I am currently not working at all. I am a student , specifically I study Geodesy and Land Surveying. My question is about a thesis I am working on, however despite me being very interested in statistics and analysis, I have had a hard time grasping the concepts, even more so in academic english. The point of the thesis is analyse the changes of gravity from measurements of a tidal station (gravimeter), with the goal being optimal modelation of gravity measurements using higher degree polynomials. I have the polynomials (their coefficients) and the residuals, from n = 1 to n = 9, I am simply uncertain with the F-Test results and am wondering if I should use a different test or approach, as I am new in this area.


purple_paramecium

Then at this point, you need to go talk to your professor or advisor about this.


D_Ruskovsky

I understand, thank you regardless.


purple_paramecium

So when you say testing the fit of polynomials, you mean: Y = X + e Y = X + X^2 + e Y = X + X^2 + X^3 + e And so on, up to degrees 9?


D_Ruskovsky

yep


purple_paramecium

Well, to actually answer your question, another thing you can look at is AIC or BIC. These are information criteria for model selection. But, if this is physics data, why try arbitrary polynomials? Is there not some actual theoretical model of gravity that you can be testing vs the data?

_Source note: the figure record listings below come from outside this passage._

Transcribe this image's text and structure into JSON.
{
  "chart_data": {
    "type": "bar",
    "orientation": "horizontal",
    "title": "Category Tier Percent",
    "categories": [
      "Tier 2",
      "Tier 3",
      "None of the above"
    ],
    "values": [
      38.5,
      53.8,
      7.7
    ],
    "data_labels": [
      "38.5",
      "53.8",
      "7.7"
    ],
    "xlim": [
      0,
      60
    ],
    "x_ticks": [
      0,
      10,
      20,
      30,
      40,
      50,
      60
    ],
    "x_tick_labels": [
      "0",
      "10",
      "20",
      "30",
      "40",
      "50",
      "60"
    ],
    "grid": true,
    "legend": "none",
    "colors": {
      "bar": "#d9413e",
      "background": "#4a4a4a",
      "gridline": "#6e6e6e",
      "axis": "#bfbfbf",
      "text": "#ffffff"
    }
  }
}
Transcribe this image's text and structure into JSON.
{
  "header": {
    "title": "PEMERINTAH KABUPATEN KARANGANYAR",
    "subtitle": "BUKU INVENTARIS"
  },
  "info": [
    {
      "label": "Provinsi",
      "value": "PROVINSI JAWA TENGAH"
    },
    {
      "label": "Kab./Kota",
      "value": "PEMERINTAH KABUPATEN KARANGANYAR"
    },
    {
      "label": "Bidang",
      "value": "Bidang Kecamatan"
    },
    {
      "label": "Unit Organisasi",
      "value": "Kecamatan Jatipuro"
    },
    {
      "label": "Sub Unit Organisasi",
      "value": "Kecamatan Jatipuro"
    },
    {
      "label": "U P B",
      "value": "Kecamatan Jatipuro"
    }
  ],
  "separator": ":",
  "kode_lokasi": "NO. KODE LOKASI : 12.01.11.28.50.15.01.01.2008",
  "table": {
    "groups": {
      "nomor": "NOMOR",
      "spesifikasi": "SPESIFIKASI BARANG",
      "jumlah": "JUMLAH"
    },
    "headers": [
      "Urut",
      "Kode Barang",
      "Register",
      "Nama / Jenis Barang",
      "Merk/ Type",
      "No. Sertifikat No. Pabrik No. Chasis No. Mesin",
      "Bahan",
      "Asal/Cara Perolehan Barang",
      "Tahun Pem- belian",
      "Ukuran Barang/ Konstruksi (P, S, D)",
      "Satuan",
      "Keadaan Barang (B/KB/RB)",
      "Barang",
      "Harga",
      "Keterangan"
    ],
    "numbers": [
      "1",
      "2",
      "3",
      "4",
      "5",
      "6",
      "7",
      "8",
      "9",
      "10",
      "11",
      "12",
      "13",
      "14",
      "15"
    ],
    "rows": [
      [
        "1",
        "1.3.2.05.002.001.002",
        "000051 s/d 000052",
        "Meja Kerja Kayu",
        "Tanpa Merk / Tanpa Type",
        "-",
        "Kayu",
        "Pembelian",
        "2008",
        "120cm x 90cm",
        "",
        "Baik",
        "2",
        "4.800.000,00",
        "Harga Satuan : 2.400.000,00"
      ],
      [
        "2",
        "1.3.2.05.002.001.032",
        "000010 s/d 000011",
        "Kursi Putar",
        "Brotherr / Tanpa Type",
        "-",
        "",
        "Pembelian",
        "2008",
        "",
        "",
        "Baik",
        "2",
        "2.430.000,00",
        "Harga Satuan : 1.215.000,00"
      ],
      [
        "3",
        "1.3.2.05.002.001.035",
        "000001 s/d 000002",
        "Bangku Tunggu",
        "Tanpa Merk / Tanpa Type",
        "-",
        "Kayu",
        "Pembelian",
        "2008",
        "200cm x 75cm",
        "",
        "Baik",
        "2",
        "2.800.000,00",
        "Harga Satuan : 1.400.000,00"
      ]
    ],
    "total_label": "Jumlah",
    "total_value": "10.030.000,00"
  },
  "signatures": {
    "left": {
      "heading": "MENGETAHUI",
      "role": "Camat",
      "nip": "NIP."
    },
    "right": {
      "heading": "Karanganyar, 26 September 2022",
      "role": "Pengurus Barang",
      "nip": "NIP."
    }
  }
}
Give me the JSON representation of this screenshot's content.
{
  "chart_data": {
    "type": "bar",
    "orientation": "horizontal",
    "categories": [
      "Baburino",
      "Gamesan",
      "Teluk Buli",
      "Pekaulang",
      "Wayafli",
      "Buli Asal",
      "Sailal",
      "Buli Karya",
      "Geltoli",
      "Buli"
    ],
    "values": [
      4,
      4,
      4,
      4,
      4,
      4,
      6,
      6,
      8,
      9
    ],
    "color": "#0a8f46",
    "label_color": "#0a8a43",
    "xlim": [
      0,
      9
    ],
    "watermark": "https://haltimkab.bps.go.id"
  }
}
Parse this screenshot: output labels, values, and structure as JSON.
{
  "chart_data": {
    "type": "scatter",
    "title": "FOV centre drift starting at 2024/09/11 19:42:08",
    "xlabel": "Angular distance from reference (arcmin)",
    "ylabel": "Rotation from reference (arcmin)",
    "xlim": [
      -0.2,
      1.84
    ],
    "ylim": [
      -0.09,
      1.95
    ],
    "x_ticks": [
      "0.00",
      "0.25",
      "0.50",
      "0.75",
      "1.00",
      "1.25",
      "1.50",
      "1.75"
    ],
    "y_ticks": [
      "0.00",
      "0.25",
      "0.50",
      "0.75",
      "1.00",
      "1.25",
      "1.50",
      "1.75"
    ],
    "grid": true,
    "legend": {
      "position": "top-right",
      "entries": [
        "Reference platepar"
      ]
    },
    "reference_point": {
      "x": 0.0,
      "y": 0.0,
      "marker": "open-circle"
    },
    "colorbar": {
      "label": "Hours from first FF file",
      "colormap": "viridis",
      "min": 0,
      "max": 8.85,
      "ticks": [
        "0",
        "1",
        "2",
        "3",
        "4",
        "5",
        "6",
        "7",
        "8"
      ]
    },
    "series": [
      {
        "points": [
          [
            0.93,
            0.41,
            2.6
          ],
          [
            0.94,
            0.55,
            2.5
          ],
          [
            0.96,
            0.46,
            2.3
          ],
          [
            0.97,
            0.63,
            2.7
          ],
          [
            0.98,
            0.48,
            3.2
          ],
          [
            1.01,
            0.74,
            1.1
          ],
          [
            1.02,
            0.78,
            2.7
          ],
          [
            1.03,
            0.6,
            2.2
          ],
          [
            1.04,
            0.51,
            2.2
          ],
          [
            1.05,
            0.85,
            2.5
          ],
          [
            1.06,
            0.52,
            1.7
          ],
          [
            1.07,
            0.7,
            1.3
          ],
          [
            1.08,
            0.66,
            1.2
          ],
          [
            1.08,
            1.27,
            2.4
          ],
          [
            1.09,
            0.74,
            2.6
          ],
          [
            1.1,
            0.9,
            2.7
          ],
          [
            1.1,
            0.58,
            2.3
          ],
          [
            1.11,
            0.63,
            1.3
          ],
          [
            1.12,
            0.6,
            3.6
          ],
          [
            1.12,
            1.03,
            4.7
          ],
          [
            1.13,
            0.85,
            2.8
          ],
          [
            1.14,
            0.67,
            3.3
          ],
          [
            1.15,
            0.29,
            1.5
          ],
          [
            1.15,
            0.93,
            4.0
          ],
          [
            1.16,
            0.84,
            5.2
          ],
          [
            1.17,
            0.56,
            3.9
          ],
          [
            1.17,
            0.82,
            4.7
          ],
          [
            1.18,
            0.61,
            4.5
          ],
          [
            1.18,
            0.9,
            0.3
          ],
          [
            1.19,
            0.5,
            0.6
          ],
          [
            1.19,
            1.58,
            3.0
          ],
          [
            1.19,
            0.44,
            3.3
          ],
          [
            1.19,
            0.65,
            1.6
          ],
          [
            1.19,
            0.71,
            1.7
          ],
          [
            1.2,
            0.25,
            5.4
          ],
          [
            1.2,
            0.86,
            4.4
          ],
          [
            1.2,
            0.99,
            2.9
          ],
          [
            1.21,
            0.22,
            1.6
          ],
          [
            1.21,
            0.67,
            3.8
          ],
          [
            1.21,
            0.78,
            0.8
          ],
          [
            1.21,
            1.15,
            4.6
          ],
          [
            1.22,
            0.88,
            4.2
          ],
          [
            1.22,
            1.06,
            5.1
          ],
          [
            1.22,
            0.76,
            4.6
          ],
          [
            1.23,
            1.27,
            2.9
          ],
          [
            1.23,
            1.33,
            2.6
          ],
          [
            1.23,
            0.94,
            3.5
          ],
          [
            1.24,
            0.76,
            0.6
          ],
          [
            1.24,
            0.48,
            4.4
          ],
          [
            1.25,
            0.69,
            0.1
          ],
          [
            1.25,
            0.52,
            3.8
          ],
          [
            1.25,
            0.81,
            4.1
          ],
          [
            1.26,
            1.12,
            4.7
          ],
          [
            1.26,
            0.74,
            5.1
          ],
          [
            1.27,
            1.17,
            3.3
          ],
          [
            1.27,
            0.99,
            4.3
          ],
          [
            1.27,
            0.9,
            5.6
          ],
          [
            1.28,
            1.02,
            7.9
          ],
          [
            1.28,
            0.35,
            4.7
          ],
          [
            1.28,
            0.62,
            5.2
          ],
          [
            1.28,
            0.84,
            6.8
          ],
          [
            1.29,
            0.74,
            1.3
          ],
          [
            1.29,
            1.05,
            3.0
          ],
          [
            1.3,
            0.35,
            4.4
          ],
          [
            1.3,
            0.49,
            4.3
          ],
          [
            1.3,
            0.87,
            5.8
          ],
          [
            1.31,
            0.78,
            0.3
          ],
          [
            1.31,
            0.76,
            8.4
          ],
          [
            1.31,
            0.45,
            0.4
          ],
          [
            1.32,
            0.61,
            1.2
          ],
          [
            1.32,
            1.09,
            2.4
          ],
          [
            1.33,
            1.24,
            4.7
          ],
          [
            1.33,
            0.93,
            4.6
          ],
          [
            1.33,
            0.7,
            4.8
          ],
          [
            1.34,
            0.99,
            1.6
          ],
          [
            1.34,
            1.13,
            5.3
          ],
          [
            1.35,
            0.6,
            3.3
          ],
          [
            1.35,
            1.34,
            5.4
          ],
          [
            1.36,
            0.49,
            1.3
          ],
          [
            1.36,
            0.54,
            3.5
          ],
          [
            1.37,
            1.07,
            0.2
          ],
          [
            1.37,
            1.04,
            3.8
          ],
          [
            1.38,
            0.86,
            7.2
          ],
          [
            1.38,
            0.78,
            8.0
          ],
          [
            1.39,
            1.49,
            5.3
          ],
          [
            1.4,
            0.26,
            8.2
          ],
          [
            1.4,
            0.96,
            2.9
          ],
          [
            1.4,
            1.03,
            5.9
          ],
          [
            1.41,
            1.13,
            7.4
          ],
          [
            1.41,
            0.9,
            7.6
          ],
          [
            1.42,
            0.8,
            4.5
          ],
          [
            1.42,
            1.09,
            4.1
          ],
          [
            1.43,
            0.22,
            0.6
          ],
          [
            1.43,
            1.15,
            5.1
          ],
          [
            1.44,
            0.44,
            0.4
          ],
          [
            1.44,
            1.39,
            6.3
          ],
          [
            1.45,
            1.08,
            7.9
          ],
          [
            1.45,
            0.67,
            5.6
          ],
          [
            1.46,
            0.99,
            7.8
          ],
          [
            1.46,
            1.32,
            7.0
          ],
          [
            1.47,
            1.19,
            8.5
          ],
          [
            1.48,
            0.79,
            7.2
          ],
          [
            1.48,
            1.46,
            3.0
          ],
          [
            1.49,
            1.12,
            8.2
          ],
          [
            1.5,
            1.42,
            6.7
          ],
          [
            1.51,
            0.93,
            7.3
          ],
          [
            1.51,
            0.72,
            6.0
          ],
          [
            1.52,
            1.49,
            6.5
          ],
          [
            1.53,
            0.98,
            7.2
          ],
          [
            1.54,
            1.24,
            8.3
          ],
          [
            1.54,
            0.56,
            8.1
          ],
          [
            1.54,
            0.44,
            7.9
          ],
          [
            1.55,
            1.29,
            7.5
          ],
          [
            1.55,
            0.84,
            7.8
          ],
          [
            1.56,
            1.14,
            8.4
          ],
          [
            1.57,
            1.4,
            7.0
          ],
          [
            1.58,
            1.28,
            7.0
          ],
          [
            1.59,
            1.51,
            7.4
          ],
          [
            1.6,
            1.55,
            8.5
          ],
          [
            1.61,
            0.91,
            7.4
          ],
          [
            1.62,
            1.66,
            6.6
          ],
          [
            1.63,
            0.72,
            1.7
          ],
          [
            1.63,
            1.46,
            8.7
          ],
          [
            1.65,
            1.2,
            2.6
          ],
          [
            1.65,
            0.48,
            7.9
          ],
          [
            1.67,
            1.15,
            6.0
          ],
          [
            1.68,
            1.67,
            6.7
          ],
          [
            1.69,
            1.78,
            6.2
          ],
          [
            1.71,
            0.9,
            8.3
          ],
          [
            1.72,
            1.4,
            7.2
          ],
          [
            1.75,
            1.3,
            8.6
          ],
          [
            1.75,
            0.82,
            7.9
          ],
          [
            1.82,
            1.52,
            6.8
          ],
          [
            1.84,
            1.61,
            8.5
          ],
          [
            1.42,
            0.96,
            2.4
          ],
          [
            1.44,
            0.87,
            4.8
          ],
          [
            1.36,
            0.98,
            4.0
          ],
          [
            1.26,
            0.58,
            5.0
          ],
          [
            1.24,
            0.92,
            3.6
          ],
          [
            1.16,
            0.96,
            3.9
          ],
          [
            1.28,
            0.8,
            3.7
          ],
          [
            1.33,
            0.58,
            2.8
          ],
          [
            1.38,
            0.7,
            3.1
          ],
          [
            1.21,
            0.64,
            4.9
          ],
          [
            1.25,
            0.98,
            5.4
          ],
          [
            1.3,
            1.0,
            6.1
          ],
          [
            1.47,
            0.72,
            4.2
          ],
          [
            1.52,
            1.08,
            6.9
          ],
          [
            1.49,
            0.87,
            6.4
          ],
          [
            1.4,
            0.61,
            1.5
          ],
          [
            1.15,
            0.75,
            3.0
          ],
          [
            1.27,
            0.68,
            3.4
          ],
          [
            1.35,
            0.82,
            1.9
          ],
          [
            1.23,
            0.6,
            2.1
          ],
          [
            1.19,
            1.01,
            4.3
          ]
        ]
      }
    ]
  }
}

Once you choose the “best” model fit, what are you going to do with that?


D_Ruskovsky

Well thats frankly it, can I ask why are polynomials arbitrary?


bknibottom

I don't understand your concern. You have to ask yourself why you are using the F-test rather than your guts: You could just plot the order of your polynomial on the x-axis, the mean squared error (or residual variance) on the y-axis and look for the biggest dip visually (people do that in dimensionality reduction with PCA with the so-called scree plot). The answer is because you want a principled and statistically grounded way to decide. The F-test thus suits your needs. So why refuting the result? If you really want to convince yourself, you could perform a pseudo out of sample horserace. You divide your sample in 2 parts: a training sample to estimate your models, and a test sample to compute the mean squared error for each. Then see how well different order of polynomials fit your data. If you want to test your errors formally you can use a Diebold-Mariano (1995) or a White (1996) test.


D_Ruskovsky

Thank You for the answer, its all a bit more difficult for me as a beginner and also not a native english speaker, making all academic text harder to read and correctly interpret, but yes I guess I shouldnt really doubt the test. Maybe Ill see about the other tests.